In 1955, Wilkinson designed a tubular chassis with four-wheel independent suspension. It actually draws on the Volkswagen Beetle, using the torsion-bar front suspension to install it at the front and rear of the car. The brakes and wheels are also borrowed from this German model. Preceding the TVR Grantura, this coupé, named Jomar after Saidel’s children’s first names (JOhn and MARgaret), received its bodywork on the other side of the Atlantic.

In 1957, the first TVR (pre-Grantura) “Coupés” were derived from this chassis, built in six examples, three of which were roadsters. Unlike the Jomars, these cars are equipped with Girling brakes and Dunlop wheels. The engines are Coventry Climax with an MGA gearbox.

The TVR Grantura as we know it was introduced in 1958. It is built on the tubular chassis of the Jomar, characterized by a particularly stiff suspension that is ill-suited to road use. The car offers a choice of engines: 1.2-liter Coventry Climax FWE with MGA gearbox (modifiable with level 2 or 3 kits), 1.2-liter Ford 100 E side-valve with or without Shorrock compressor, and 1.5-liter MGA. Many elements are borrowed from production models: BMC B-Series differential, Ford steering box, Ford Consul windscreen.

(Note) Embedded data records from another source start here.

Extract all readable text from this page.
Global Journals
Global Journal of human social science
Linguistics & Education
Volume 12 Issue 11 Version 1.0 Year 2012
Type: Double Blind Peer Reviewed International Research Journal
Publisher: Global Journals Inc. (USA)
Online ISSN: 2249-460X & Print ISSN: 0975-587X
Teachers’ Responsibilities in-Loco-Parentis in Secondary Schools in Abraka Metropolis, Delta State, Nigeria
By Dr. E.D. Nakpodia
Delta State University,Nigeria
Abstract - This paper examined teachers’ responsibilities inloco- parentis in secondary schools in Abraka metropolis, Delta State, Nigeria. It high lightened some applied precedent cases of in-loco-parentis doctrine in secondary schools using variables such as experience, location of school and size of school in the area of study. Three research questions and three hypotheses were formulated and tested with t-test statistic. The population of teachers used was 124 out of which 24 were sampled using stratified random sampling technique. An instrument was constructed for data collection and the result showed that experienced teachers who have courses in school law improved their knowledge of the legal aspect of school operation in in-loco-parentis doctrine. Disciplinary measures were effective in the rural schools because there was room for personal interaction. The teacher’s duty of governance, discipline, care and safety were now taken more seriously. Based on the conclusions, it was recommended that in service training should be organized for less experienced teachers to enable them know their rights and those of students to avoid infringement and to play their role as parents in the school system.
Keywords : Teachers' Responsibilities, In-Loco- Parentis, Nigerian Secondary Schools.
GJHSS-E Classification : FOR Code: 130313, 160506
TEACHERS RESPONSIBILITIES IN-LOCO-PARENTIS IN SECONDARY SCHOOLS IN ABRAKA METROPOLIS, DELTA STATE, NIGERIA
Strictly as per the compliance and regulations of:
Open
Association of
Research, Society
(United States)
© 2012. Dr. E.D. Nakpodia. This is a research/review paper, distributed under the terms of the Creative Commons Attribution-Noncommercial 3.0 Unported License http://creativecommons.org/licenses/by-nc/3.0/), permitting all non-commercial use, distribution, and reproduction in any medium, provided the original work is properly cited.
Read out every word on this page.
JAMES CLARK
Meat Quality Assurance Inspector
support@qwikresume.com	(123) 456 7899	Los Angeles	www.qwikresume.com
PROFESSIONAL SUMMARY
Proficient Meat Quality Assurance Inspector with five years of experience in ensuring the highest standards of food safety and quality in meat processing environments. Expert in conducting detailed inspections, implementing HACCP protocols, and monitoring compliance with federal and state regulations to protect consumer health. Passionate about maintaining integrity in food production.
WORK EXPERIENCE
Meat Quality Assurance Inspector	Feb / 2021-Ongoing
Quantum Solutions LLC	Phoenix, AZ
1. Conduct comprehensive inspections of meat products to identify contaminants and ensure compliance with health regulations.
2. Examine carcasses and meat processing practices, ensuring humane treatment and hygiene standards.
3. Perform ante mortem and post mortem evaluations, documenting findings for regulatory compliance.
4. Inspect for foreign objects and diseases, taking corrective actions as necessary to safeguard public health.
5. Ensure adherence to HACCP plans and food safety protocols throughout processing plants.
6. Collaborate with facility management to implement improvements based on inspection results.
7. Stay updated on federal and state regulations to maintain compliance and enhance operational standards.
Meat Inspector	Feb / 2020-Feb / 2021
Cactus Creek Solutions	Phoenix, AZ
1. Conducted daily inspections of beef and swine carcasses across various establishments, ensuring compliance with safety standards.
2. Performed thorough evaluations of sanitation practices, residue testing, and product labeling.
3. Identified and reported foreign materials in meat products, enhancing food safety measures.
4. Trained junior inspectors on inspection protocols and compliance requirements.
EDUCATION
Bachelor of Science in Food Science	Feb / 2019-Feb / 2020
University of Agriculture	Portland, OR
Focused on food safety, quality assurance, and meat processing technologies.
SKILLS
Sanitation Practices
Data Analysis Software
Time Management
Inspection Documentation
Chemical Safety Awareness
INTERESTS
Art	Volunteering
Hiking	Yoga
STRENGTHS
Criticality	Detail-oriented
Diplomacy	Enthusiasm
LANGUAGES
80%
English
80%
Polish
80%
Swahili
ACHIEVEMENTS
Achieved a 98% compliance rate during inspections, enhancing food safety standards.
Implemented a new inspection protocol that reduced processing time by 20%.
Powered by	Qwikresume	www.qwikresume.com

The Grantura’s polyester body design is quite original. Although it evolved over time, this curious shape remained the basis of TVR models until the 1970s. The car’s very short wheelbase and minimal overhangs (the car doesn’t exceed 3.50 meters) limit the styling exercise, resulting in a streamlined profile and a surprising rear end. The Grantura also features a panoramic rear window in Perspex (transparent plastic) and a closed fastback stern, with the spare wheel accessible only from the inside. The narrowness of the doors also makes getting on board rather tricky.

However, the TVR Grantura has excellent roadholding, thanks to its dry suspension, featherweight of 660 kilos and low ground clearance. It is equipped with generously-sized Girling drum brakes (similar to those fitted to the Austin Healey 100-Six) and Dunlop spoke wheels identical to those on the Healey. Handmade, it can be virtually customized. However, production could not keep up with demand, causing financial problems for TVR, and only one hundred examples of the Mk I were made.

The Grantura evolved somewhat in 1960, becoming Mk II. The changes were mainly mechanical, with most cars receiving the MGA’s 1588 cm³, 80 hp engine. The bodywork has also undergone minor alterations, with redesigned rear wings.

At the beginning of 1961, the Mk II A saw further improvements, the main one being the installation of Girling disc brakes as standard. The engines on offer are the 1.3-liter Ford Classic, the 1.2-liter 83hp Coventry Climax FWE, or the 1622cc engine from the MGA Mk II, the latter of which can be fitted with the HRG-Derrington aluminum cross-flow cylinder head. The car reaches 160 km/h. The Mk II and Mk IIA were the great commercial successes of the Grantura generation, selling 400 units.

After a prolonged period of inactivity, the vehicle was restored by its previous German owner between 2012 and 2013. The body has been repainted in its original Racing Green color, and the interior has been completely redone. Seats, rear window, sunroof, tires and many small parts have been replaced, as has the electrical system. Technically, everything is fully functional and original. The 1,500 cm³ Ford Pre-Crossflow engine develops 64 hp, works perfectly and emits a superb, throaty sound.